Monday, October 23, 2006

A Shutterbug Foiled

What a day for me to leave my camera at home.

I was on my way to the gym when I usual route was interrupted by a procession of purple-robed Latinos processing with a giant, incense burning float dedicated to the worship of Blessed Mary the Eternal Virgin, Queen of Heaven, Allelu, Allelu. Lots of coupleaƱos were blaring away on their horns. It felt like Fiesta. It was really something.

I got to the gym and began my workout. I looked up and saw a massive figure with a bleached-blonde mullet, handlebar moustache, and bandana. It was Bulk Bogan, the WWF wrestling star from the 80s! Queen III had seen him at the airport in Vegas about a year or so ago and said he had an old man paunch. Let the record also show that Bulk Bogan now has scrawny legs and no rear end. Just like every other man approaching his golden years. I guess it's true what they say about the ravages of time. That...uh...they're ravaging.

Then me and Ronald, one of my new buddies who is Episcopalian by day and Presbyterian by night (literally), and I hopped the train to Harlem to rehearse our music for the worship service of our upcoming church retreat this weekend (Gerrick, the worship leader, lives in Harlem so we had to take our cracker selves uptown to meet him).

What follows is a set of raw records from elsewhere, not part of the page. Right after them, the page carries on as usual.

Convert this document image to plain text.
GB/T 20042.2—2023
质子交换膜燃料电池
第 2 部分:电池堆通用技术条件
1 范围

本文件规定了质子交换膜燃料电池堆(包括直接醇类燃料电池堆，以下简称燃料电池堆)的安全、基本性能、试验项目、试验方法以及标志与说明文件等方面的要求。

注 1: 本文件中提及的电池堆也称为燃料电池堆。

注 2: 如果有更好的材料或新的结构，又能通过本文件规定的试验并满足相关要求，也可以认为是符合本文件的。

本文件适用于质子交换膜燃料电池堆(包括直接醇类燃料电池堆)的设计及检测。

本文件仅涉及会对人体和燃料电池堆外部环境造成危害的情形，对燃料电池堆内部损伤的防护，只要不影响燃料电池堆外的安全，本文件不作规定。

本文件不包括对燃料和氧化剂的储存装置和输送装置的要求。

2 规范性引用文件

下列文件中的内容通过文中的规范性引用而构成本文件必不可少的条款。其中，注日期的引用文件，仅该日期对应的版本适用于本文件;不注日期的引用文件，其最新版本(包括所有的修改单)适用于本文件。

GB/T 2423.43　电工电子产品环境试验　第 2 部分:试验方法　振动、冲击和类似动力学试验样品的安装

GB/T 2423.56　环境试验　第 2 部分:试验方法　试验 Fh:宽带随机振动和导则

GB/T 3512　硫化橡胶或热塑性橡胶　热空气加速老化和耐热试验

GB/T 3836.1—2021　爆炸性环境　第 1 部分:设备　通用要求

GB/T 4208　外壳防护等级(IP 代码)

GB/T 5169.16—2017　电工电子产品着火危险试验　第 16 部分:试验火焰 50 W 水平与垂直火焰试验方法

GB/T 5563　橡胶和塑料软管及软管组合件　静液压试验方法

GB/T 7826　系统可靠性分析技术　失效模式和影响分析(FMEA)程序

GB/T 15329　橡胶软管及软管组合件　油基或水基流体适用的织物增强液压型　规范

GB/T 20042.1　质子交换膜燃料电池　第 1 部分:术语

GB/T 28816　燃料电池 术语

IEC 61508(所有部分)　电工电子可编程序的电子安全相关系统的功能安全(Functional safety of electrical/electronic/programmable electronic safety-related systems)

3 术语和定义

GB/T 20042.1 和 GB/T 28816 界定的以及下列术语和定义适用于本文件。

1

Our conversation about why Bulk Bogan would want to work out in, as Ronald put it, a dirty old gym like mine and not a fancy new gym like his was interrupted by--wait for it--a trio of Cirque du Subway performers. One manned the boombox and kept rhythm while the tall one threw his kid sister over our heads, who flipped and flopped on and over the hand bars before finishing with a triple soumersault and landing in the legs of her handstanding, breakdancing older brother.

And me without my camera!

3 comments:

Anonymous said...

That's why you're not rich and famous! If you had your camera, you could take great action shots that no one else got and sell them to the Daily Bugle. Then you'd also win the love of Mary Jane.

The Cliff said...

It's really more sad for us...you actually got to see all the fun, we just get to read about it...you need to carry your camera through Nude Fork City all the time!! That we we'll all get to see the wonders of The City!! God knows there are no wonders around here, all we get to see is Cach's dogs learned to run in a circle to the left instead of the right...woohoo (can you feel the enthusiasm i have...really...i'm so excited about a new left turning circle...)

Anonymous said...

Liar! They never learned to turn left! Don't make up stuff about Bert and Ernie!